C’était la première fois depuis des années que Nancy, 39 ans, arrivait enfin à s’endormir en l’absence de son mari qui travaille de nuit. Son répit fut de courte durée. «  J’ai entendu ma fille hurler – des cris comme dans un film d’horreur », se souvient la maman. Nancy se lève, monte dans la chambre d’Aurélie et voit son visage : horrifié, tuméfié. «  Je croyais qu’elle avait fait un cauchemar, jamais je n’ai imaginé qu’il pouvait y avoir quelqu’un dans sa chambre ! » C’est à ce moment-là qu’Abdelaziz s’est relevé… « Il était en train de me mordre les cuisses », intervient Aurélie. «  Il a essayé de m’étrangler, puis j’ai senti la lame de son couteau sur ma joue, sur mon poignet. Il m’a frappée au visage et poignardée dans les cheveux ».

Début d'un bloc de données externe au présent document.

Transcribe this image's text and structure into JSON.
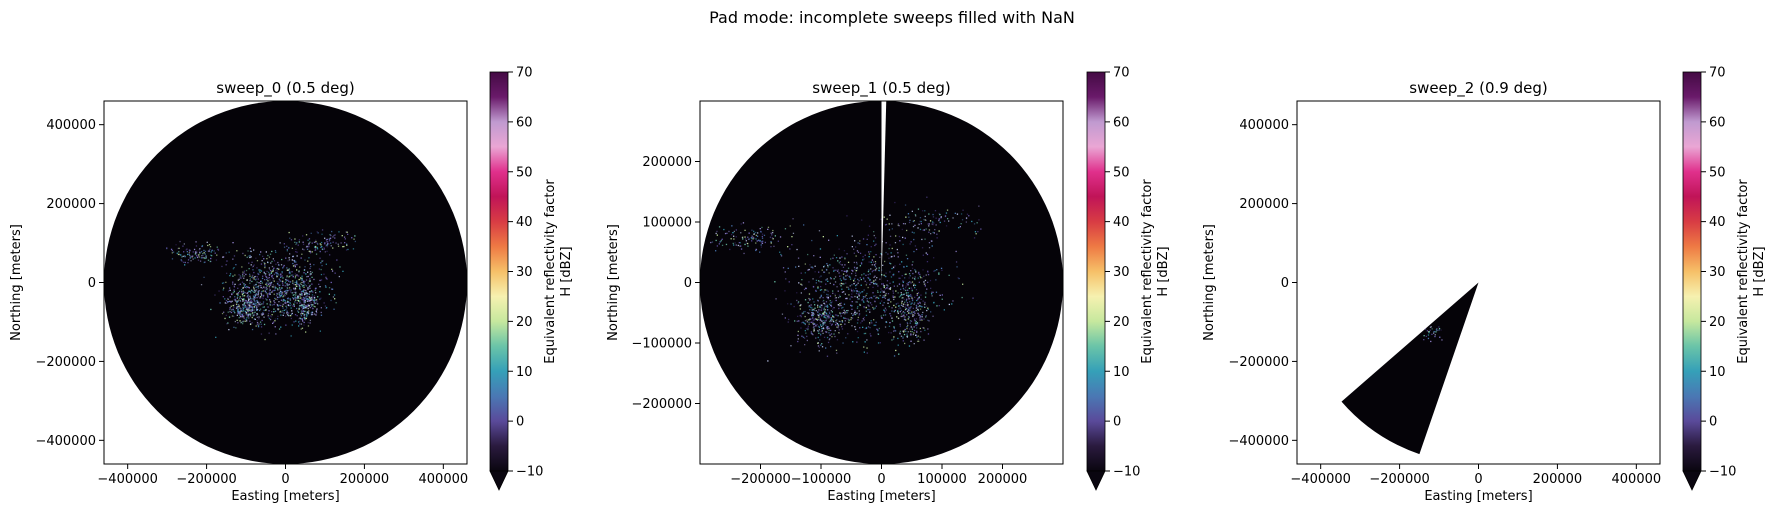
{
  "figure": {
    "suptitle": "Pad mode: incomplete sweeps filled with NaN"
  },
  "colors": {
    "background_echo": "#050308",
    "colormap": [
      "#0a0610",
      "#2a1a3e",
      "#5a4a9a",
      "#4a78b4",
      "#35a0b8",
      "#6ac4a8",
      "#c6e89e",
      "#f6f1b0",
      "#f6c068",
      "#ee7a44",
      "#d83c44",
      "#c01458",
      "#e0308c",
      "#eaa6d4",
      "#c09ad0",
      "#6a1a6a",
      "#440a44"
    ]
  },
  "chart_data": [
    {
      "type": "heatmap",
      "title": "sweep_0 (0.5 deg)",
      "xlabel": "Easting [meters]",
      "ylabel": "Northing [meters]",
      "xlim": [
        -460000,
        460000
      ],
      "ylim": [
        -460000,
        460000
      ],
      "xticks": [
        -400000,
        -200000,
        0,
        200000,
        400000
      ],
      "xtick_labels": [
        "−400000",
        "−200000",
        "0",
        "200000",
        "400000"
      ],
      "yticks": [
        400000,
        200000,
        0,
        -200000,
        -400000
      ],
      "ytick_labels": [
        "400000",
        "200000",
        "0",
        "−200000",
        "−400000"
      ],
      "coverage": {
        "shape": "full-disk",
        "range_m": 460000
      },
      "colorbar": {
        "label_line1": "Equivalent reflectivity factor",
        "label_line2": "H [dBZ]",
        "range": [
          -10,
          70
        ],
        "ticks": [
          70,
          60,
          50,
          40,
          30,
          20,
          10,
          0,
          -10
        ],
        "tick_labels": [
          "70",
          "60",
          "50",
          "40",
          "30",
          "20",
          "10",
          "0",
          "−10"
        ],
        "extend": "min"
      }
    },
    {
      "type": "heatmap",
      "title": "sweep_1 (0.5 deg)",
      "xlabel": "Easting [meters]",
      "ylabel": "Northing [meters]",
      "xlim": [
        -300000,
        300000
      ],
      "ylim": [
        -300000,
        300000
      ],
      "xticks": [
        -200000,
        -100000,
        0,
        100000,
        200000
      ],
      "xtick_labels": [
        "−200000",
        "−100000",
        "0",
        "100000",
        "200000"
      ],
      "yticks": [
        200000,
        100000,
        0,
        -100000,
        -200000
      ],
      "ytick_labels": [
        "200000",
        "100000",
        "0",
        "−100000",
        "−200000"
      ],
      "coverage": {
        "shape": "full-disk-with-gap",
        "range_m": 300000,
        "gap_azimuth_deg": [
          0,
          1.5
        ]
      },
      "colorbar": {
        "label_line1": "Equivalent reflectivity factor",
        "label_line2": "H [dBZ]",
        "range": [
          -10,
          70
        ],
        "ticks": [
          70,
          60,
          50,
          40,
          30,
          20,
          10,
          0,
          -10
        ],
        "tick_labels": [
          "70",
          "60",
          "50",
          "40",
          "30",
          "20",
          "10",
          "0",
          "−10"
        ],
        "extend": "min"
      }
    },
    {
      "type": "heatmap",
      "title": "sweep_2 (0.9 deg)",
      "xlabel": "Easting [meters]",
      "ylabel": "Northing [meters]",
      "xlim": [
        -460000,
        460000
      ],
      "ylim": [
        -460000,
        460000
      ],
      "xticks": [
        -400000,
        -200000,
        0,
        200000,
        400000
      ],
      "xtick_labels": [
        "−400000",
        "−200000",
        "0",
        "200000",
        "400000"
      ],
      "yticks": [
        400000,
        200000,
        0,
        -200000,
        -400000
      ],
      "ytick_labels": [
        "400000",
        "200000",
        "0",
        "−200000",
        "−400000"
      ],
      "coverage": {
        "shape": "sector",
        "range_m": 460000,
        "azimuth_deg": [
          199,
          229
        ]
      },
      "colorbar": {
        "label_line1": "Equivalent reflectivity factor",
        "label_line2": "H [dBZ]",
        "range": [
          -10,
          70
        ],
        "ticks": [
          70,
          60,
          50,
          40,
          30,
          20,
          10,
          0,
          -10
        ],
        "tick_labels": [
          "70",
          "60",
          "50",
          "40",
          "30",
          "20",
          "10",
          "0",
          "−10"
        ],
        "extend": "min"
      }
    }
  ]
}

Nancy a à peine le temps de comprendre, qu’elle reçoit un premier coup. «  Je tombe, je me relève alors qu’il fait signe de ne pas bouger. Il me frappe à nouveau, je dégringole dans les escaliers, mais je remonte ». Nancy finit par se réfugier dans sa propre chambre, qu’elle partage avec son fils Xavier : « Je me suis mise en travers de mon lit, prête à me défendre. Mon fils était terrorisé ». Abdelaziz attrape Nancy par une clé de bras pour la bloquer. «  Il a sorti un couteau de 20 cm. Il m’a poignardée dans la carotide gauche, le nez, le biceps droit et par deux fois dans le poumon. Ça s’est passé très vite. Puis il s’est mis à me lacérer les mains et les pieds ». Nancy ne crie pas. Elle ne pense qu’à une chose : rester calme pour sauver sa peau.